Why these three in particular, I’ve no idea, but for some reason being a celebrity in another field can make you an actual expert in any or all of these. If you’ve ever wondered why there are no celebrity shows called Pants! (“This week our six celebrities compete to design the perfect pair of baggy boxers”) or Stinks! (“Alpine ski slopes are the pine-fresh theme in this edition of the olfactory face-off”), perhaps it’s because it would breach the unwritten rule of amateurism. After all, people like David Beckham, Halle Berry, Ariana Grande and Taylor Swift are actually working late into the night with scissors, sewing machines and test tubes, producing underwear and perfume to a professional standard. That, at least, is what I assume is meant when they are said to have brought out their own range of undies or scents.
Why these three in particular, I’ve no idea, but for some reason being a celebrity in another field can make you an actual expert in any or all of these. If you’ve ever wondered why there are no celebrity shows called Pants! (“This week our six celebrities compete to design the perfect pair of baggy boxers”) or Stinks! (“Alpine ski slopes are the pine-fresh theme in this edition of the olfactory face-off”), perhaps it’s because it would breach the unwritten rule of amateurism. After all, people like David Beckham, Halle Berry, Ariana Grande and Taylor Swift are actually working late into the night with scissors, sewing machines and test tubes, producing underwear and perfume to a professional standard.

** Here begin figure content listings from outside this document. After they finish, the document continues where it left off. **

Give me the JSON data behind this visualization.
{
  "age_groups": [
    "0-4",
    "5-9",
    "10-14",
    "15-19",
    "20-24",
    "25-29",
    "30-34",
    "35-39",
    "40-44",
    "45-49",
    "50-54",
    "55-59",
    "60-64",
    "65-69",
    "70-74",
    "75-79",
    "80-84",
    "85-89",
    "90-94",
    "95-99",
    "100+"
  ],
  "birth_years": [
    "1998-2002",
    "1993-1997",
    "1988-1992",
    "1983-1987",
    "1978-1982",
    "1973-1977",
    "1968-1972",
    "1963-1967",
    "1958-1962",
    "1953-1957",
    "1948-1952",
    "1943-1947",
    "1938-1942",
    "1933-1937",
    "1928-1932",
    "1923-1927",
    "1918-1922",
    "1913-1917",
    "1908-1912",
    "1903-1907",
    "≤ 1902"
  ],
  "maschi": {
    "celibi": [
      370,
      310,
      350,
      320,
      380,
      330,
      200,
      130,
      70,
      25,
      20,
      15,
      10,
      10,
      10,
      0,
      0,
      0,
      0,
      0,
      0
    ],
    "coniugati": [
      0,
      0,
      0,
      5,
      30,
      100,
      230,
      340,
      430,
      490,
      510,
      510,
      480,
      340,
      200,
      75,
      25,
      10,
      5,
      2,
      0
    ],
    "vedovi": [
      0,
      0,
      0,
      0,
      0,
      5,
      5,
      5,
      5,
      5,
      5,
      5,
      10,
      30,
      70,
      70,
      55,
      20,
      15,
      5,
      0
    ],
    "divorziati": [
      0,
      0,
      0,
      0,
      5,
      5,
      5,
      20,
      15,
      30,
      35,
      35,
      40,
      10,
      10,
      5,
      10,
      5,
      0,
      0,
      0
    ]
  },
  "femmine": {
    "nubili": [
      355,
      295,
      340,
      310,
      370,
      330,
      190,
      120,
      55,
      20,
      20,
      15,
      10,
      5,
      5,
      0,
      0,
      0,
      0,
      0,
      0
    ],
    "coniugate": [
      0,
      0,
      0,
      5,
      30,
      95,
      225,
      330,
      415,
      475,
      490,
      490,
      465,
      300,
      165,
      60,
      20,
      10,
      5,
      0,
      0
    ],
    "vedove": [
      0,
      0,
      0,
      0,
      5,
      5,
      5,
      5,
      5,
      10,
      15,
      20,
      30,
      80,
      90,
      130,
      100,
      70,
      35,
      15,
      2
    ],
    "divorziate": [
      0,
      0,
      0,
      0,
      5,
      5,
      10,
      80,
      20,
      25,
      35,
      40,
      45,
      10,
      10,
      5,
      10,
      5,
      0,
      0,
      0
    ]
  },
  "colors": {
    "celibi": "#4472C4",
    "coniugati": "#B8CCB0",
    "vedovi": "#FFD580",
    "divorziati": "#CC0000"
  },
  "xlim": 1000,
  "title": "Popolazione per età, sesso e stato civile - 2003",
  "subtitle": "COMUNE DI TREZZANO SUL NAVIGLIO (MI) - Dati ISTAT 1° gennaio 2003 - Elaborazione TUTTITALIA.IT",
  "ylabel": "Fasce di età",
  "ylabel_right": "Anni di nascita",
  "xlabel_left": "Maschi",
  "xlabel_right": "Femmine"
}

That, at least, is what I assume is meant when they are said to have brought out their own range of undies or scents.
What’s that you say? It’s not really their own work? They
just put their name to products actually produced by unlauded behind-the-scenes
professionals?
Oh, I see. I do feel
a fool.
It’s true that on the day the list was announced my Facebook page (filled as it is with mid-list children’s authors) emitted an audible groan of exasperation, but I have faith that these sports journalists, comedians, bakers and musicians were children’s writers manqué all along. Otherwise it would be a bit like the Olympic committee trying to promote athletics by choosing Graham Norton to represent Team GB in Tokyo 2020, rather than a talented runner who had trained in all weathers for the last four years. Or even – in the case of ghost-written books – like paying an athlete to wear a Graham Norton mask while running the 1,500 metres. No one would think that was the best way to get children interested in athletics on World Sport Day. Why would World Book Day be different?
11 comments:
So beautifully explained! Thanks.
Hear, hear!
Say it loud, and repeat it LOUDER!
Brilliant and spot on.
A brilliant post.
Excellent! Well said!
Well put. Thank you :)
Maybe celebrities are the only ones who can afford to give away their work in a book [admittedly a small book] for one pound.
There are many ways we can encourage kids to read and gain further confidence and I guess this is just one way....... introducing them to a series they love [not a one-off and maybe not very well written one] , even if adults detest it, is probably one of the most effective.
Excellent - well said!
Spot on! Happy for celebrities to have a celebrity book shelf in the supermarkets where you expect a ghost written or badly written book for the sake of charities and a real book section where real writers write stories that bring pleasure to children. One of the most painful things I watched was the Apprentice episode of producing a children’s book.
They don’t give away anything - other than an advance - all costs are borne by publisher - in return they get massive free marketing and publicity. There is no free lunch and every act of creating bad books have a consequence to our next generation.